Family play genograms—originally developed by renowned child therapist Eliana Gil—offer therapists a creative, nonverbal element to highlight the intergenerational strains and strengths inherent in all families. Borrowing from sandplay therapy and play therapy with children, play genograms ask each member to represent different family members with small figurines, and the results are then explored verbally. Here, McGoldrick presents a case study exploring an ongoing power struggle between Denise, an African-American single mother, and her 13-year-old daughter, Kayla. Denise has moved forward since leaving two abusive boyfriends and is raising her three children with the help of her mother, herself struggling with substance abuse, and her more capable grandmother. Kayla, the middle child and only girl, experiences Denise as overprotective and nagging, even though Kayla is intelligent and well behaved. The duo come to therapy to work through this, and McGoldrick presents them with the play genogram as a way to reveal their underlying concerns.

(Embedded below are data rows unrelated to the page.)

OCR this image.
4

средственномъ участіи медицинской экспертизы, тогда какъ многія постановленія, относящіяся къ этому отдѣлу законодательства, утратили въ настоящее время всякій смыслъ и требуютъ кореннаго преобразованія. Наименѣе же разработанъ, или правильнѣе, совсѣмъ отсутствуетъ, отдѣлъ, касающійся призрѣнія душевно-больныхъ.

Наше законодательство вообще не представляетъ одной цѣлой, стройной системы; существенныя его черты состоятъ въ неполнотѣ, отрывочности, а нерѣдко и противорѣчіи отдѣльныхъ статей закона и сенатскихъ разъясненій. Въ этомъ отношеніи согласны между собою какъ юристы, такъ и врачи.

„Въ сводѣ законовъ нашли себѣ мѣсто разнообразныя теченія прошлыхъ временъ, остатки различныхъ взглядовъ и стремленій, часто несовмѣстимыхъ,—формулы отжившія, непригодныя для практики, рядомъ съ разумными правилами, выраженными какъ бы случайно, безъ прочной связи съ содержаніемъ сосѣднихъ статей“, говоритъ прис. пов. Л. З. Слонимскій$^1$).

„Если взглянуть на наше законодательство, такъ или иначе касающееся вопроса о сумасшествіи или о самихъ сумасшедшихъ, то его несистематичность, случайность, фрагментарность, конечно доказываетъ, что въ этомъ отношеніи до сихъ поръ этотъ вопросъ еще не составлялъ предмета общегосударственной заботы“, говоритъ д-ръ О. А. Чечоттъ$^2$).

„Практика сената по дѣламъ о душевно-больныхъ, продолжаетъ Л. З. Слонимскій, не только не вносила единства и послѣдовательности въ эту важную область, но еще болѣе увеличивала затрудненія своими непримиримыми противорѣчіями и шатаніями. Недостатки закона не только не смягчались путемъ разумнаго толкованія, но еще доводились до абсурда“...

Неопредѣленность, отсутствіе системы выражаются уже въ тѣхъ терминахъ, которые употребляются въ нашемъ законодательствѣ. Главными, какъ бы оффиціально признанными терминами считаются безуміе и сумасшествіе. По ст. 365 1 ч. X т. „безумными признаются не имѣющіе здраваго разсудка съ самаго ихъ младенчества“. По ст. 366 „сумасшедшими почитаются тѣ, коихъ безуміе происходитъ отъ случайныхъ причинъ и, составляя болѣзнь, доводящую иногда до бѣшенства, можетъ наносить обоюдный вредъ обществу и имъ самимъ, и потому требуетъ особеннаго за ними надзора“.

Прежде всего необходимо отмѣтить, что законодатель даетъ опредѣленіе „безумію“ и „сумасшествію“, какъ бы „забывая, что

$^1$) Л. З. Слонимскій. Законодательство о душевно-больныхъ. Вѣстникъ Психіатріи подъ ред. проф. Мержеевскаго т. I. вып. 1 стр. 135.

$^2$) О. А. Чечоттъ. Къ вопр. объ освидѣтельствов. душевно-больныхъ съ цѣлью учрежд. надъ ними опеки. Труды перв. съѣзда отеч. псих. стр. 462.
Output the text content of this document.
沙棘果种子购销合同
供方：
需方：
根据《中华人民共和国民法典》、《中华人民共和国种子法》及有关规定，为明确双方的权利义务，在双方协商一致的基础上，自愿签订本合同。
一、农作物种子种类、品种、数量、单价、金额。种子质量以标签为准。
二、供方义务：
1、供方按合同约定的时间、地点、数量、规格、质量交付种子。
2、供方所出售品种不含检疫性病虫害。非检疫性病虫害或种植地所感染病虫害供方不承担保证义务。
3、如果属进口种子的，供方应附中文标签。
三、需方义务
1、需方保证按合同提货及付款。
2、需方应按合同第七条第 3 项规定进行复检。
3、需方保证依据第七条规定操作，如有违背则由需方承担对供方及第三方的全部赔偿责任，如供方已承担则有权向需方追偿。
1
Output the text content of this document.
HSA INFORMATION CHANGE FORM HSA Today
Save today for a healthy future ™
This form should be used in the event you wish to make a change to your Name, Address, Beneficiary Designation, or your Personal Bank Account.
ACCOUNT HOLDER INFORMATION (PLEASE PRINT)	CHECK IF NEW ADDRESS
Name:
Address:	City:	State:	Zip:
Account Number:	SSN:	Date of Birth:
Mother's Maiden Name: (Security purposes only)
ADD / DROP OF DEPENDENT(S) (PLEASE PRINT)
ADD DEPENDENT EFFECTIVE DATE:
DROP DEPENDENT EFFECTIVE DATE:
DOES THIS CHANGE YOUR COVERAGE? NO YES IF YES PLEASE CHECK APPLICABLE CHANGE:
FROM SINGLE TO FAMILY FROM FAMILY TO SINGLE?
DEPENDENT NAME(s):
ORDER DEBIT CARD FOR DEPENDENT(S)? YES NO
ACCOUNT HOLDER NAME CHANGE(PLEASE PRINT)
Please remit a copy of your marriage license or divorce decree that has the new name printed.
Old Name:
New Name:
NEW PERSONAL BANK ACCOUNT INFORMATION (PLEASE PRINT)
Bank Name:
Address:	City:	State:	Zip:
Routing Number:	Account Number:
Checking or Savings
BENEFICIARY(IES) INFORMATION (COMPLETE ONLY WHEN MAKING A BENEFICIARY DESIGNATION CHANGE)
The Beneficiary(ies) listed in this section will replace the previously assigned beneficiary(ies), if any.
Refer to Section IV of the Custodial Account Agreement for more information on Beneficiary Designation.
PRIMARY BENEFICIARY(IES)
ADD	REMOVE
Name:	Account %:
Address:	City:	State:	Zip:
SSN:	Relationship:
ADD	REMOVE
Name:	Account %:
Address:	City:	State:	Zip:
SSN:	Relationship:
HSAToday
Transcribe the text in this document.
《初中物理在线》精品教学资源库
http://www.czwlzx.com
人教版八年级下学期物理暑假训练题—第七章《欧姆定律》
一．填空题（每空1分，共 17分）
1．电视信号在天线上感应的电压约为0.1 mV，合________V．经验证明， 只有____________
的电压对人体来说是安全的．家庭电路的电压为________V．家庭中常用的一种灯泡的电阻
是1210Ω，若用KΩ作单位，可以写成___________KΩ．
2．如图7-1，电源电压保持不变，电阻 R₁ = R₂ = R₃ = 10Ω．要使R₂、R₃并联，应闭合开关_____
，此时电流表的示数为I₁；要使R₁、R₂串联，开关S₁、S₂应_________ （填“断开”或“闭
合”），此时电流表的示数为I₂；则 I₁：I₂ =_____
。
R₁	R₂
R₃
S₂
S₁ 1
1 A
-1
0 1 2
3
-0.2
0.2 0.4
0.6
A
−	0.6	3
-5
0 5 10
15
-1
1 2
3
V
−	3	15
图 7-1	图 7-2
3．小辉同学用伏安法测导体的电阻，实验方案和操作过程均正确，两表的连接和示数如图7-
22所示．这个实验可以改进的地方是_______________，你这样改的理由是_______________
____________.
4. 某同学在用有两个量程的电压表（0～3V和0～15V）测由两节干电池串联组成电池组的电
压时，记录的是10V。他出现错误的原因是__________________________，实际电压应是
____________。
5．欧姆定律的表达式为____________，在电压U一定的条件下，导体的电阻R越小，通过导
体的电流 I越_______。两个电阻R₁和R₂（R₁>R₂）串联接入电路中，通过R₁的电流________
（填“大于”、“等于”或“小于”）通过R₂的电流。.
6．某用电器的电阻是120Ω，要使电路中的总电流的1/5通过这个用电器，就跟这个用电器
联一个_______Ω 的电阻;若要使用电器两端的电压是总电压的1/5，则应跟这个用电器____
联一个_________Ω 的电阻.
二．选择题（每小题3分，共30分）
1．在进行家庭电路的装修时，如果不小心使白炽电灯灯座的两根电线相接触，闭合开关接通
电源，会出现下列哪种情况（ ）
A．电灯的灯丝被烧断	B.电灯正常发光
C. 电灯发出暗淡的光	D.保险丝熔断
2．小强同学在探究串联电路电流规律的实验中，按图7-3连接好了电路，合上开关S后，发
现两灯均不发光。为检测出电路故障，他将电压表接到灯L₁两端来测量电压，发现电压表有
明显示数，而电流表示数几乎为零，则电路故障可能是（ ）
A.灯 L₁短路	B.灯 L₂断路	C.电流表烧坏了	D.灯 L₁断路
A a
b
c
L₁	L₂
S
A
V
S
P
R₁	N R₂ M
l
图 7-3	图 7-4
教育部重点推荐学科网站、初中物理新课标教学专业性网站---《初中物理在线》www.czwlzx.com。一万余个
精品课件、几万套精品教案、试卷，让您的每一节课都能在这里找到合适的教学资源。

You’ll watch as McGoldrick explains her work, with illustrations that show the genogram and figurines. You’ll also learn about the supplemental work she uses with the duo, and how the play genogram serves to diffuse tension with humor and open up communication. You’ll also learn how to leverage the play genogram’s insights to build compassion, deepen connection, and accelerate change.

 

This video gives you the essentials of family play genograms that will enhance your work with families, children, and teens. Stream this video today to learn from a master in the field.

By watching this video, you will:

  • Understand the uses of a family play genogram with parents and adolescents.
  • Learn how to engage family members in discussing the genogram.
  • Discover techniques for highlighting different aspects of the family system.